A year has already passed since Rodrigo R. Duterte took office as the Philippines’ 16th president.
While there are many ways to assess a president’s first year in power, we focused on measurable indicators that can be compared with those of past presidents, namely, Fidel Ramos, Joseph Estrada, Gloria Macapagal Arroyo and Benigno “Noynoy” Aquino III.
First, we considered the number of executive orders (EOs) and laws that he signed. Duterte signed the least number of EOs and laws compared to other presidents, including Aquino, who, fairly or unfairly, is considered as some sort of a slacker. This is potentially worrisome. While Duterte likes to promise a lot of things in his speeches, nothing will get done until he issues the pertinent orders.
Second, we took at look at the peso-dollar rate, which is a big factor in determining consumer prices. Many of the items we consume or produce are made of imported components, whose price goes up or down depending on the foreign exchange rate. Under Duterte’s first year, the peso fell 6.8 percent, the worst first-year record among the past presidents.
Third, we examined the 91-day Treasury Bill rate, which is used in setting lending rates, one of the major costs of doing business. The closely watched T-Bill rate rose 31.8 percent since Duterte came to power, again the worst first-year record compared to the past four presidents.

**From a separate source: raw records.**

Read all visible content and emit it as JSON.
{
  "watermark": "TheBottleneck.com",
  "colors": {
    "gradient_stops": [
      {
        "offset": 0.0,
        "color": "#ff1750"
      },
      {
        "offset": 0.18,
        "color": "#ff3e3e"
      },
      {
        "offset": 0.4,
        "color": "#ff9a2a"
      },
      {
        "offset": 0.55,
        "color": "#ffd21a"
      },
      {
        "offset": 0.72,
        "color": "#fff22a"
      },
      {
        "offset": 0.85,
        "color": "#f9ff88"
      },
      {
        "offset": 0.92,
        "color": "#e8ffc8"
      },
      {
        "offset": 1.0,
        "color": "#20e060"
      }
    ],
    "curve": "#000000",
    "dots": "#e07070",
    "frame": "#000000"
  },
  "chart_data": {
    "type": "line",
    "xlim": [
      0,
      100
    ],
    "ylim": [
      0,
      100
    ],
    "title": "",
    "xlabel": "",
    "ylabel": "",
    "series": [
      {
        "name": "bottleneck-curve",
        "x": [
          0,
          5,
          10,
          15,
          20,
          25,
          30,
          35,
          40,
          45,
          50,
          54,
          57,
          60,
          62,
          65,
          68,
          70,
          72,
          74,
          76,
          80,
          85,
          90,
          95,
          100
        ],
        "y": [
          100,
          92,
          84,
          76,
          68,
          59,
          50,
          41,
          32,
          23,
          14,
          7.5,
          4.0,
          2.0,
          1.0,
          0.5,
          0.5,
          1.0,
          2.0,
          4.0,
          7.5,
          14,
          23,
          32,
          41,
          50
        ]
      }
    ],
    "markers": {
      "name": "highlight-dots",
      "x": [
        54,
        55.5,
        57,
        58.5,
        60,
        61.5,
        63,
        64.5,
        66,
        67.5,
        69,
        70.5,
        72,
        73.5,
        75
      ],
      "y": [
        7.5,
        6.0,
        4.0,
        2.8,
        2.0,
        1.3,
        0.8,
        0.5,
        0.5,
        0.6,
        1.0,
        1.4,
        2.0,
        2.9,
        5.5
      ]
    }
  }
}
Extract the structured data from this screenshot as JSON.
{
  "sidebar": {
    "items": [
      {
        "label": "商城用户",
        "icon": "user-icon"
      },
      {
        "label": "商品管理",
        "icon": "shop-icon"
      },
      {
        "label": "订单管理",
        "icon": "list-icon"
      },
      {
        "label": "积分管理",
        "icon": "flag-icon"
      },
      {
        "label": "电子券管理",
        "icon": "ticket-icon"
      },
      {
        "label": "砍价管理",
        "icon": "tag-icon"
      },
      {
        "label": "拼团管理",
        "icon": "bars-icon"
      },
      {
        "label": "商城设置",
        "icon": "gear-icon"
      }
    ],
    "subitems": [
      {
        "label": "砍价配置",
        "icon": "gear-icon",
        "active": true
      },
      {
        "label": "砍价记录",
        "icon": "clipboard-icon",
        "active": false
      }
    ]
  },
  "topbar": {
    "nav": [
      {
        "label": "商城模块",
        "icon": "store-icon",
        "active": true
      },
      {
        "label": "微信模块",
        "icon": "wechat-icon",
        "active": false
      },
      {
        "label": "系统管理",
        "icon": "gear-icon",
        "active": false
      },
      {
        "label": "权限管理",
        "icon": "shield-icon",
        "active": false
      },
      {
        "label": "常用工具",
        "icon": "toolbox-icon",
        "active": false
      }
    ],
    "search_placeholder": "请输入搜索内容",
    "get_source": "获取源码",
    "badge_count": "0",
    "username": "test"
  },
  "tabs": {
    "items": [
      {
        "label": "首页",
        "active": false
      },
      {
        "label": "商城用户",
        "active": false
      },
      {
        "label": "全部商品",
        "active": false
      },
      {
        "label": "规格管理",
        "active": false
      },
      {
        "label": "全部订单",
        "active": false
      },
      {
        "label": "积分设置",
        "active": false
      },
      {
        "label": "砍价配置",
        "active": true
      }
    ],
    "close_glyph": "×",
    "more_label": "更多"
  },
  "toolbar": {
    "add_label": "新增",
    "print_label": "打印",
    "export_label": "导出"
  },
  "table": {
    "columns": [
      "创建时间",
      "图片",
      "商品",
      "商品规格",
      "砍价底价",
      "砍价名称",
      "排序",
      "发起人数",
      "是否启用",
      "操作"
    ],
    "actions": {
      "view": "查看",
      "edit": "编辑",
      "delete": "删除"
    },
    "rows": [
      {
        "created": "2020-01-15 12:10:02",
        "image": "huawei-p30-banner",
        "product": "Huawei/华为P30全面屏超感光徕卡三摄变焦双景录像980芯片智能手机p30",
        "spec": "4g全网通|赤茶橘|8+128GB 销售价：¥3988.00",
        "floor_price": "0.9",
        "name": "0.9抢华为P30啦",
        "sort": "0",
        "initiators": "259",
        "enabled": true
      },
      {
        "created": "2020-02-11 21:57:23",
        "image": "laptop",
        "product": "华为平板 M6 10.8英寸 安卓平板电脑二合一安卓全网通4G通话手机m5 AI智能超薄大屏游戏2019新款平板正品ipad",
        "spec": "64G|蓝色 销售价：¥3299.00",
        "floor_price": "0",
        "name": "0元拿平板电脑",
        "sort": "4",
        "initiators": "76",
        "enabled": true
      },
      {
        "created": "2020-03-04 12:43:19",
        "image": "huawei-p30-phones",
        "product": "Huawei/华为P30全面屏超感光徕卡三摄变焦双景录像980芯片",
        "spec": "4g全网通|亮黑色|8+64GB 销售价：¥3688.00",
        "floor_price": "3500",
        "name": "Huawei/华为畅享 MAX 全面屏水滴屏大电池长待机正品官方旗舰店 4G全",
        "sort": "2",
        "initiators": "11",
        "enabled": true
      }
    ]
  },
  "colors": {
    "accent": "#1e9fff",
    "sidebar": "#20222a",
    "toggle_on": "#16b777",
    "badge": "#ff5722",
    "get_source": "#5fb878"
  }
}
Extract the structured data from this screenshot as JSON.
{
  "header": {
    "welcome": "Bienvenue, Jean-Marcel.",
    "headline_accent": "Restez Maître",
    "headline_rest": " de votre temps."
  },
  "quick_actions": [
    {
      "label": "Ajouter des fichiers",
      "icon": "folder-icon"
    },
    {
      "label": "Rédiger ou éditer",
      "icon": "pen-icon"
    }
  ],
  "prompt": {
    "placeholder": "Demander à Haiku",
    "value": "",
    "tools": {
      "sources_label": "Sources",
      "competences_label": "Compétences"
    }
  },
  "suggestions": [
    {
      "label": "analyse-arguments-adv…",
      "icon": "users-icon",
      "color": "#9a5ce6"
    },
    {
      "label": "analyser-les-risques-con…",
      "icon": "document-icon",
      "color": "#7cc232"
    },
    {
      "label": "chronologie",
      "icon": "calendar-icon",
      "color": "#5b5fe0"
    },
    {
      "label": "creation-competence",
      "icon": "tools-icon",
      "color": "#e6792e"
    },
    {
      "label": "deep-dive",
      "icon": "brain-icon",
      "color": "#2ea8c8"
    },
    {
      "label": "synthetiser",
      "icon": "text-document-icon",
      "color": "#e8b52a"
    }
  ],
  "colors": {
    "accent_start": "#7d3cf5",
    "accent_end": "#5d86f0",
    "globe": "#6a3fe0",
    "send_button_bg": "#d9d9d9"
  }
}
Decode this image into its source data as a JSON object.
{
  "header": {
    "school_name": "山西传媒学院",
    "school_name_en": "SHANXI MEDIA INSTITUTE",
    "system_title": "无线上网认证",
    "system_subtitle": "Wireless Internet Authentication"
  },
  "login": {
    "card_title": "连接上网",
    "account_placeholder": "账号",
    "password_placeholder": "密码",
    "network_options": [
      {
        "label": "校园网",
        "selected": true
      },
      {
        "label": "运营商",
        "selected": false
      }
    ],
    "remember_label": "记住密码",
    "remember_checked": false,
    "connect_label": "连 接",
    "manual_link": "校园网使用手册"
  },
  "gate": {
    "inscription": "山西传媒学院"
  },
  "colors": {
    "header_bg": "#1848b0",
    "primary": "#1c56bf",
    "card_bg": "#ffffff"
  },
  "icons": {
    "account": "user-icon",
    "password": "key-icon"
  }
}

Lastly, we looked at the Philippine Stock Exchange Composite Index (PSEi), an indicator of business sentiment. Fortunately, this is still up though by just a slight 0.6 percent, putting Duterte’s record right in the middle. Though some of Duterte’s actions have hurt some mining and gaming stocks, his economic managers’ efforts to ramp up infrastructure spending has generally been positive for investor sentiment.